All research in progress seminars are off-the-record. Any information about methodology and/or results are embargoed until publication.
Abstract: In this talk I will describe data mining methods that transform unstructured patient notes taken by doctors, nurses and other clinicians into a de-identified, temporally ordered, patient-feature matrix using standardized medical terminologies. We demonstrate how to use the resulting high-throughput data for uncovering natural experiments (i.e. learning practice-based evidence), for conducing drug safety studies, and for building predictive models.

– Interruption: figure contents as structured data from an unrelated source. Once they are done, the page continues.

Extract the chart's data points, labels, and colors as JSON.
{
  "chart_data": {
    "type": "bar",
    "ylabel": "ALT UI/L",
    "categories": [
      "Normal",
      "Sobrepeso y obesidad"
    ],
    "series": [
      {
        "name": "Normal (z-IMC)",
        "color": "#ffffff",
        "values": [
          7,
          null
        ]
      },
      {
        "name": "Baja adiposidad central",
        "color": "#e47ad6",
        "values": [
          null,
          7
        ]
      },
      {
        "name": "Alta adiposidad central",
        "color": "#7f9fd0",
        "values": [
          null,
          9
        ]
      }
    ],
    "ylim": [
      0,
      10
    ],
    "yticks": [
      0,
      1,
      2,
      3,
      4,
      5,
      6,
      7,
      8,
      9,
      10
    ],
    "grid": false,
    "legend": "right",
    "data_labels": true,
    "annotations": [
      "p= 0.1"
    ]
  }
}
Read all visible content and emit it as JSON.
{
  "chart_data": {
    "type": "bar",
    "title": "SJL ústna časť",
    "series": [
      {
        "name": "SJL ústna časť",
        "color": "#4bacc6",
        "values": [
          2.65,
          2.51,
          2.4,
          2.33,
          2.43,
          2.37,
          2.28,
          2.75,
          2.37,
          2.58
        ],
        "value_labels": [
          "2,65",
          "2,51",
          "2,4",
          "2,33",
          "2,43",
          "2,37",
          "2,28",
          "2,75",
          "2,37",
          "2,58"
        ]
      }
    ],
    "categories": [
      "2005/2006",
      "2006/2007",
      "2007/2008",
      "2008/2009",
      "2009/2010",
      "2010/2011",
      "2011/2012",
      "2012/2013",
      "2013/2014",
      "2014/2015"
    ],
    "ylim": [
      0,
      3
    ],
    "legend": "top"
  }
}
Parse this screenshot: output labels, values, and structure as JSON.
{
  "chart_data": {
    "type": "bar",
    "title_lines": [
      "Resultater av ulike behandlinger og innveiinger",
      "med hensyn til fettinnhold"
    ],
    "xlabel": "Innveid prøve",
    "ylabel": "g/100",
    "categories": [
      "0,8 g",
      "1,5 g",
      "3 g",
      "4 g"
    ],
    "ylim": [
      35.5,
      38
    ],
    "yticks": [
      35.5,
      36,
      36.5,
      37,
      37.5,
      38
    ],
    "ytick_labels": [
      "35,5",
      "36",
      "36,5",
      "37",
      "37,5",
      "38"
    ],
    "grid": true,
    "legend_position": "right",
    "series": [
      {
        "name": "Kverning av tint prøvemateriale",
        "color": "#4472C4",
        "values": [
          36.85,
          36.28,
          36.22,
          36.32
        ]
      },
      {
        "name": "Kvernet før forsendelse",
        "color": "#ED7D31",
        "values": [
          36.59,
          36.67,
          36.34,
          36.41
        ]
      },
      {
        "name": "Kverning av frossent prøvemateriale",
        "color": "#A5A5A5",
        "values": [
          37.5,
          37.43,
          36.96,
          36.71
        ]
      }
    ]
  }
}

We show that it is possible to investigate adverse drug event associations with high accuracy by analyzing textual notes in a clinical data warehouse using automated methods. We examine suspected associations for confounding via stratification and propensity score matching. We find that such an analysis of textual clinical notes could detect adverse drug events roughly 2 years before the official alert. Using this approach we examine sub-populations of patients with gastro-esophageal reflux being treated with either a PPI or an H2 receptor antagonist (H2Bs) for an increased risk of myocardial infarction. The association of PPIs with such events was hypothesized based on experimental results that show that PPIs elevate plasma levels of asymmetric dimethylarginine, an independent predictor of major adverse cardiovascular events. We will also discuss a proof of principle study which shows the potential of text-analytics to mine clinical data warehouses to uncover ‘natural experiments’ that profile the safety of Cilostazol in patients with peripheral artery disease.
We envision that such methods will enable examination of difficult to test clinical hypotheses and aid in post-marketing drug safety surveillance.